Sesuai dengan Peraturan Pemilihan Umum Bupati no 16 Tahun 2010 pasal 46 ayat yang mengatakan bahwa apabila tidak ada yang mencapai 30% (tiga puluh persen) dari jumlah suara sah, maka dilakukan pemilihan putaran ke II yang diikuti oleh pemenang I dan pemenang ke II. Sehubungan dengan itu pasangan calon yang berhak mengikuti putaran kedua adalah Siti Aminah Br. Perangin-angin dan Salmon Sumihar Sagala (nomor urut 1) yang meraih suara 30.804 suara atau 19.49% , kemudian pasangan Kena Ukur Surbakti (Karo Jambi) dan Terkelin Brahmana (no urut 9) dengan 25.310 suara atau 16.01%.

Putaran ke II pemilukada Kabupaten Karo dilaksanakan pada hari Selasa tanggal 21 Desember 2010 jam 08.00 WIB sampai dengan jam 13.00 WIB. Hasil rekapitulasi putaran ke II ini adalah pasangan Kena Ukur Surbakti dan Terkelin Brahmana (9) meraih 85.343 suara atau 61.42% mengalahkan Siti Aminah dan Salmon Sumihar Sagala (1) yang meraih 53.598 suara atau 38.58% dari 156.841 jumlah suara yang sah dengan persentase pemilih sekitar (63%) dari Daftar Pemilih Tetap (DPT) 251.323 Pemilukada Karo 2010. Dengan jumlah daftar pemilih tetap (DPT) sebanyak 251.323 orang itu, berarti persentase partisipasi warga dalam pilkada pada putaran kedua tersebut 57.70% dan masyarakat yang tidak memilih sebanyak 42.30 %.


(15)

Hasil persentase pemilihan kepala daerah yang demikian ini sedikit banyak tentunya dipengaruhi oleh faktor-faktor yang berkembang di masyarakat, mulai dari kondisi politik dan ekonomi nasional sampai kepada kondisi sosial budaya pada masyarakat setempat. Hal ini akan membentuk perilaku politik masyarakat. Hal lain yang menarik adalah bahwa dari 20 orang calon Bupati dan Wakil Bupati sebagaimana yang disebutkan sebelumnya ternyata hanya 1 orang yang berlatar belakang etnis Batak Toba dan selebihnya berasal dari etnis Karo.

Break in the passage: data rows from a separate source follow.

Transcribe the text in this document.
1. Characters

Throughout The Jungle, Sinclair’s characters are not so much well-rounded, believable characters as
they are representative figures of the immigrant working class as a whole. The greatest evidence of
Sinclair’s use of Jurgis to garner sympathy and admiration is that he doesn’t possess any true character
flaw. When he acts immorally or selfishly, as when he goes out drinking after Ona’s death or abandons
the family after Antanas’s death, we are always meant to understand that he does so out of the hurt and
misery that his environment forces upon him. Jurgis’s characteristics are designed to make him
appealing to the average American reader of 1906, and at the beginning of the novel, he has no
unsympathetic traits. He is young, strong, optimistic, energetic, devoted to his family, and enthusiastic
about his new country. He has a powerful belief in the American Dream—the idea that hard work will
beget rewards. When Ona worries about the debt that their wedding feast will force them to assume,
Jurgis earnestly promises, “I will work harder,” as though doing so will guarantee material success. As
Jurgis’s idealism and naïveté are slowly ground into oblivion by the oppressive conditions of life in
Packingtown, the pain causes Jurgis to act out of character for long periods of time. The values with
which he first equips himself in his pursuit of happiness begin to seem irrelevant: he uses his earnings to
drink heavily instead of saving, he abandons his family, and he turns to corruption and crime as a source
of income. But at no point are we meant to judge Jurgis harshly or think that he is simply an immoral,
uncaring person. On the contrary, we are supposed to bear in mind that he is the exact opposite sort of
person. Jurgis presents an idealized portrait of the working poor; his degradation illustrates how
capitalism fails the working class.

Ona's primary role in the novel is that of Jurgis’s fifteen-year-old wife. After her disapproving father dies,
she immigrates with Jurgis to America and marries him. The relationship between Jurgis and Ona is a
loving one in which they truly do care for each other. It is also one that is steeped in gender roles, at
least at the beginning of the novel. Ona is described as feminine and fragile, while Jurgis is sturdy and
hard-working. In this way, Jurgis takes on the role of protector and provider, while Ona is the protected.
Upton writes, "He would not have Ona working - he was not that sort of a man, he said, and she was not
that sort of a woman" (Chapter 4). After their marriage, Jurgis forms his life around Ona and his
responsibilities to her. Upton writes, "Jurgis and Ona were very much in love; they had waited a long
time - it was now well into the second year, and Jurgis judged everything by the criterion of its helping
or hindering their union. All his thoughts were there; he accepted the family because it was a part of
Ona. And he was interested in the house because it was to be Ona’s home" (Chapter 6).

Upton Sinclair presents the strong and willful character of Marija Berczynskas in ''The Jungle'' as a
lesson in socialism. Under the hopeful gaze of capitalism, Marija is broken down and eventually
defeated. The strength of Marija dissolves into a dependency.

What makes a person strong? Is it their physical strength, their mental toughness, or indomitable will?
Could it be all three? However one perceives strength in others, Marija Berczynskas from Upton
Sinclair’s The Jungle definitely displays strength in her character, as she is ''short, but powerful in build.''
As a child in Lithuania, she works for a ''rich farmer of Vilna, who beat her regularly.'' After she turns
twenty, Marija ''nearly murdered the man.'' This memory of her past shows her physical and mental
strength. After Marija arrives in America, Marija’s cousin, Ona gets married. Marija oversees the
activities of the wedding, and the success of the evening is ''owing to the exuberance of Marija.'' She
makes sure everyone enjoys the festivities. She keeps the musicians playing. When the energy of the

Padahal menurut data statistik kabupaten Karo Tahun 2010, distribusi penduduk kabupaten Karo terdiri dari beberapa etnis yang antara lain, Jawa, Batak, Mandailing, Padang, Tionghoa, Tamil, Simalungun dan lain-lain. Mayoritas penduduk Tanah Karo adalah Etnis Karo dimana tentunya pengaruh budaya Karo pada pemilih, baik yang langsung terlibat dalam melaksanakan pilkada tersebut maupun yang tidak langsung akan menjadi signifikan.

Perilaku politik masyarakat pada pemilihan Bupati Kabupaten Karo periode 2010-2015 menarik untuk diapresiasi melalui suatu terlebih mengingat bahwa perilaku pemilih tersebut menentukan keberhasilan suatu pelaksanaan pilkada. Dalam konteks ini perilaku pemilih yang dimaksudkan antara lain adalah pada pelaksanaan kampanye, pada pelaksanaan pemberian suara, dalam keterlibatannya terhadap partai-partai politik, dan juga dalam pengamanan hasil hasil pilkada tersebut.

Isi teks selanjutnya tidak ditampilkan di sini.